Actress Lynne Thigpen, Tony Winner for An American Daughter, Dead at 54

News for 4/4/2003

The following news item was reported on Friday, March 14, 2003.

'District' actress Thigpen, 54, dies

LOS ANGELES (The Hollywood Reporter) --- Lynne Thigpen, the prolific screen and stage actress who played dogged crime analyst Ella Farmer on the CBS cop drama "The District" and won a Tony Award in 1997 for her performance as a black Jewish oncologist in Wendy Wasserstein's play "An American Daughter," died Wednesday night at her home in Los Angeles, CBS said. She was 54.

The cause of death was unknown pending an autopsy. She was discovered unconscious by her friend Larry Aronson.

Production on "District" was temporarily shut down Thursday after the cast and crew received word of Thigpen's death. The show, which bowed in September 2000, is based on the exploits of real-life law enforcement guru Jack Maple and was in the middle of shooting the 20th of the season's 22 episodes.

"As a person, Lynne possessed an incredible dignity, intelligence and wisdom that informed all of her performances," Denise Di Novi, executive producer of "District," said in a statement. "She elevated anything she was involved with, and we were blessed to have her as a part of our family."

"I'm in shock," said Craig T. Nelson, who plays the Maple stand-in, Jack Mannion, on "District." "She was a wonderful actress and a friend."

During her 30-year career, Thigpen appeared in nearly 40 feature films and numerous television series, often in memorable character roles. She made her film debut in "Godspell," the 1973 adaptation of the New Testament-inspired musical.
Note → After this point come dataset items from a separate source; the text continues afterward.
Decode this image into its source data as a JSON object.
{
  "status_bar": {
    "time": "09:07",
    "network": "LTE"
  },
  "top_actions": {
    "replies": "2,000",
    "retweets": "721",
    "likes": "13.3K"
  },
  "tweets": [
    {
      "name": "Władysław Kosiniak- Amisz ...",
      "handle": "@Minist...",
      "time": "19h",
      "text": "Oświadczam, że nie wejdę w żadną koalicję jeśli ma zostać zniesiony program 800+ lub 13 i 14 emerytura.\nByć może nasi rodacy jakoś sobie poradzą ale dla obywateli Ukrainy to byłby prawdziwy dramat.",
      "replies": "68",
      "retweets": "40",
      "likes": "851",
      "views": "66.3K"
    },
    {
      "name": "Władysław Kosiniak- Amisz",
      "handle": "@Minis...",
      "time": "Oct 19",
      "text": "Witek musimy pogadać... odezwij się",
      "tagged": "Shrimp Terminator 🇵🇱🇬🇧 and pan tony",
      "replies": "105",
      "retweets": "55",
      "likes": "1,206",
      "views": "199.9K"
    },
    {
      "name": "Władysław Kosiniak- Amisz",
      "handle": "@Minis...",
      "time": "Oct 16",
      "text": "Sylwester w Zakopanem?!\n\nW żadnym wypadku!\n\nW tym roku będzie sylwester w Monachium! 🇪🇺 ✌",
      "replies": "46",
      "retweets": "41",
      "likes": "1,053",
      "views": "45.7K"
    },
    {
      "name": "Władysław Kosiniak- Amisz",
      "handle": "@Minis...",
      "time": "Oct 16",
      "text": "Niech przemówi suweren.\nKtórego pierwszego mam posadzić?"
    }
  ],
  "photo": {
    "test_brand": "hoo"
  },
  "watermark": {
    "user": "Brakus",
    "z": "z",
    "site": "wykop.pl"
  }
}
Other films included "The Insider," "Lean on Me," the 2000 remake of "Shaft," "Tootsie," "Random Hearts," "Bob Roberts" and the upcoming "Anger Management," starring Jack Nicholson and Adam Sandler. Her television credits included recurring roles on "L.A. Law" and "thirtysomething." She also portrayed the chief on the PBS children's series "Where in the World Is Carmen Sandiego?" and "Where in Time Is Carmen Sandiego?"

She was born Cherlynne Thigpen in Joliet, Ill., on Dec. 22, 1948. She took a teaching degree and briefly taught high school English before moving to New York to pursue acting.

"I wasn't driven by the star thing," she told the Wall Street Journal in 1997. "I wanted to be a working actor, and I think I've achieved that."

Despite her success onscreen, Thigpen was most highly lauded for her theater work. She was nominated for a Tony in the musical "Tintypes" and won Obie Awards for "Jar the Floor" and "Boesman and Lena."

In the bittersweet "An American Daughter," Thigpen played Dr. Judith Kaufman, a high-achieving doctor who was grappling with the emotional pain of lifelong infertility. Suicidal, the character hurls herself into the Potomac River, only to discover that she floats.

When the actress reprised the role for a Lifetime movie in 2000, New York Magazine TV critic John Leonard wrote, "For Thigpen's performance alone, the TV movie is worth it."